Outbound: Client-to-Server Request Path
Outbound: Client-to-Server Response Path
- Copy and paste the
SSH_TO_SPOKE2output value directly into Cloud Shell.
- Login using the password below to open an SSH session with the VM instance in Spoke2 (spoke2-vm1).
Pal0Alt0@123
- Try generating some outbound internet traffic by running the following commands from the spoke2-vm1 interface.
sudo apt update
sudo apt install traceroute
traceroute www.paloaltonetworks.com
- On the VM-Series, navigate to Monitor → Traffic. Copy and paste the following into the VM-Series log search bar. This query will filter for all egress traffic from spoke2-vm1.
( addr.src in 10.2.0.10 ) and ( app neq insufficient-data )
- In this particular example, we can see that vmseries01 received the apt-get request from the internal TCP/UDP load balancer and vmseries02 received the traceroute request. This demonstrates the load balancing capability between the VM-Series firewall and the Google Cloud internal load balancers.
Traffic Logs vmeries01
Traffic Logs vmseries02
In this section, we will demonstrate east-west traffic between the spoke networks through the VM-Series firewalls. The east-west traffic flow is identical to the internet outbound flow as described in the previous section.
However, unlike internet outbound, we will not route the east-west traffic out of the untrust interface. Instead, we will route/hairpin the request out of the same trust interface that the request was received on. Hairpinning east-west traffic provides a scalable and simplified design without sacrificing security capabilities. It is simple because the trust network is VPC peers with all of the spoke networks, and therefore, the trust network has the necessary routing information to inspect and forward spoke-to-spoke traffic.
The response traffic from the destination spoke will be routed back to the internal load balancer. Because the load balancer is leveraging symmetric hashing, the response will be forwarded to the same VM-Series firewall that received the initial request. Symmetric hashing enables us to scale VM-Series firewalls for east-west flows without apply source translation to maintain flow symmetry.
East-West: Client-to-Server Request Path
East-West: Client-to-Server Response Path
- While logged into the spoke2-vm1, launch a repeat curl command to the web server’s internal TCP/UDP load balancer in the spoke1 VPC network.
curl http://10.1.0.10/?[1-1000]
- On both VM-Series, navigate to Monitor → Traffic. Enter the following filter into the log filtering field. This query will display all traffic from between spoke2-vm1 and our internal load balancer in spoke1.

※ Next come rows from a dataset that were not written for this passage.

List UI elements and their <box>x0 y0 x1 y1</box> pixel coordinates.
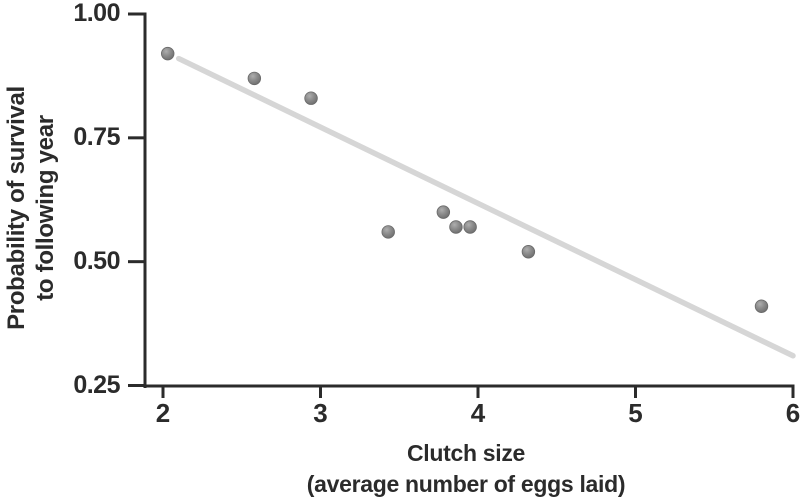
y-tick-label: 0.75 <box>73 122 120 151</box>
data-point <box>754 299 769 313</box>
x-tick-label: 5 <box>628 398 643 428</box>
x-tick-label: 3 <box>313 398 328 428</box>
y-axis-title-line2: to following year <box>32 115 59 301</box>
x-tick-label: 6 <box>785 398 800 428</box>
x-tick-label: 2 <box>155 398 171 428</box>
x-axis-title: Clutch size (average number of eggs laid… <box>216 438 716 500</box>
data-point <box>436 205 451 219</box>
y-axis-title-line1: Probability of survival <box>3 86 30 330</box>
x-axis-title-line2: (average number of eggs laid) <box>306 471 626 497</box>
trend-line <box>176 55 796 359</box>
data-point <box>161 46 175 61</box>
data-point <box>381 225 395 239</box>
x-axis-title-line1: Clutch size <box>406 440 526 466</box>
data-point <box>304 91 318 105</box>
y-tick-label: 0.50 <box>73 246 120 275</box>
y-axis-title: Probability of survival to following yea… <box>2 58 60 358</box>
data-point <box>247 71 262 86</box>
data-point <box>463 220 477 234</box>
data-point <box>521 245 536 259</box>
y-tick-label: 1.00 <box>73 0 120 27</box>
x-tick-label: 4 <box>470 398 486 428</box>
y-tick-label: 0.25 <box>73 370 120 399</box>
data-point <box>449 220 463 234</box>
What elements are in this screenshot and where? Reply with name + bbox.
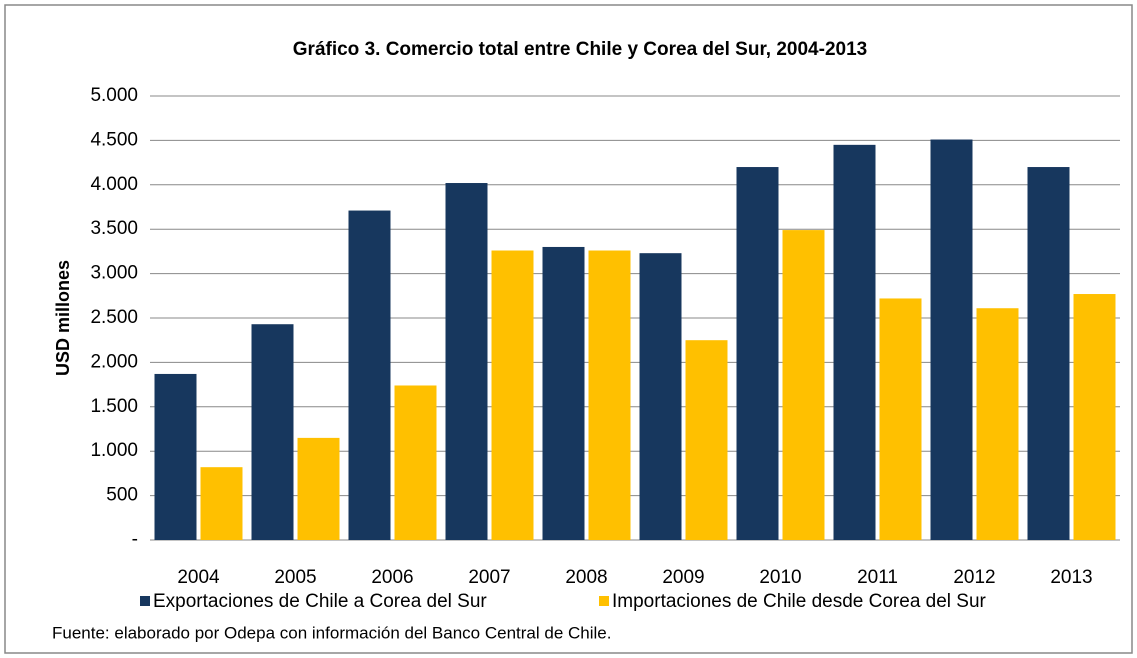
source-note: Fuente: elaborado por Odepa con informac… xyxy=(52,623,611,642)
bar xyxy=(491,250,534,540)
y-tick-label: 1.000 xyxy=(90,440,138,461)
bar xyxy=(348,210,391,540)
y-tick-label: 3.000 xyxy=(90,263,138,284)
bar xyxy=(154,373,197,540)
x-tick-label: 2013 xyxy=(1050,567,1092,588)
y-tick-label: 2.000 xyxy=(90,351,138,372)
x-tick-label: 2004 xyxy=(177,567,220,588)
bar xyxy=(639,253,682,540)
x-tick-label: 2005 xyxy=(274,567,316,588)
legend-label: Exportaciones de Chile a Corea del Sur xyxy=(153,591,487,612)
bar xyxy=(200,467,243,540)
bar xyxy=(1027,167,1070,541)
x-tick-label: 2011 xyxy=(857,567,898,588)
x-tick-label: 2007 xyxy=(468,567,510,588)
legend-swatch xyxy=(140,596,150,606)
y-axis-label: USD millones xyxy=(53,260,73,376)
bar xyxy=(736,167,779,541)
bar xyxy=(879,298,922,540)
chart-title: Gráfico 3. Comercio total entre Chile y … xyxy=(293,39,867,60)
y-tick-label: 500 xyxy=(106,485,138,506)
bar xyxy=(445,183,488,541)
y-tick-label: 4.000 xyxy=(90,174,138,195)
y-tick-label: 2.500 xyxy=(90,307,138,328)
legend-label: Importaciones de Chile desde Corea del S… xyxy=(612,591,987,612)
y-tick-label: 3.500 xyxy=(90,218,138,239)
bar xyxy=(394,385,437,540)
x-tick-label: 2010 xyxy=(759,567,801,588)
bar xyxy=(1073,294,1116,540)
x-tick-label: 2009 xyxy=(662,567,704,588)
x-tick-label: 2012 xyxy=(953,567,995,588)
bar xyxy=(782,230,825,540)
bar xyxy=(833,144,876,540)
bar xyxy=(297,437,340,540)
bar xyxy=(251,324,294,540)
bar xyxy=(976,308,1019,540)
legend-swatch xyxy=(599,596,609,606)
bar xyxy=(588,250,631,540)
bar xyxy=(930,139,973,540)
y-tick-label: 5.000 xyxy=(90,85,138,106)
bar xyxy=(542,246,585,540)
y-tick-label: 1.500 xyxy=(90,396,138,417)
bar xyxy=(685,340,728,540)
y-tick-label: - xyxy=(132,529,138,550)
x-tick-label: 2008 xyxy=(565,567,607,588)
x-tick-label: 2006 xyxy=(371,567,413,588)
y-tick-label: 4.500 xyxy=(90,129,138,150)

( addr.src in 10.2.0.10 ) and ( addr.dst in 10.1.0.10 )
- The traffic is not source translated for east-west traffic. This is because the Google internal TCP/UDP load balancer uses symmetric hashing to maintain flow persistence for east-west traffic flows.
Traffic Logs vmseries01
Traffic Logs vmseries02
If you would like to destroy the environment, from the directory gcp-vmseries-tf-2fw-hub-spoke-lab in Google Cloud shell, enter the following commands into Google Cloud Shell from the directory.
terraform destroy -auto-approve
rm ~/.ssh/gcp-demo
You have completed the lab! You have demonstrated how to visualize internet inbound, internet outbound, and east-west traffic flows for a Google Cloud hub-and-spoke architecture through a common set of VM-Series firewalls.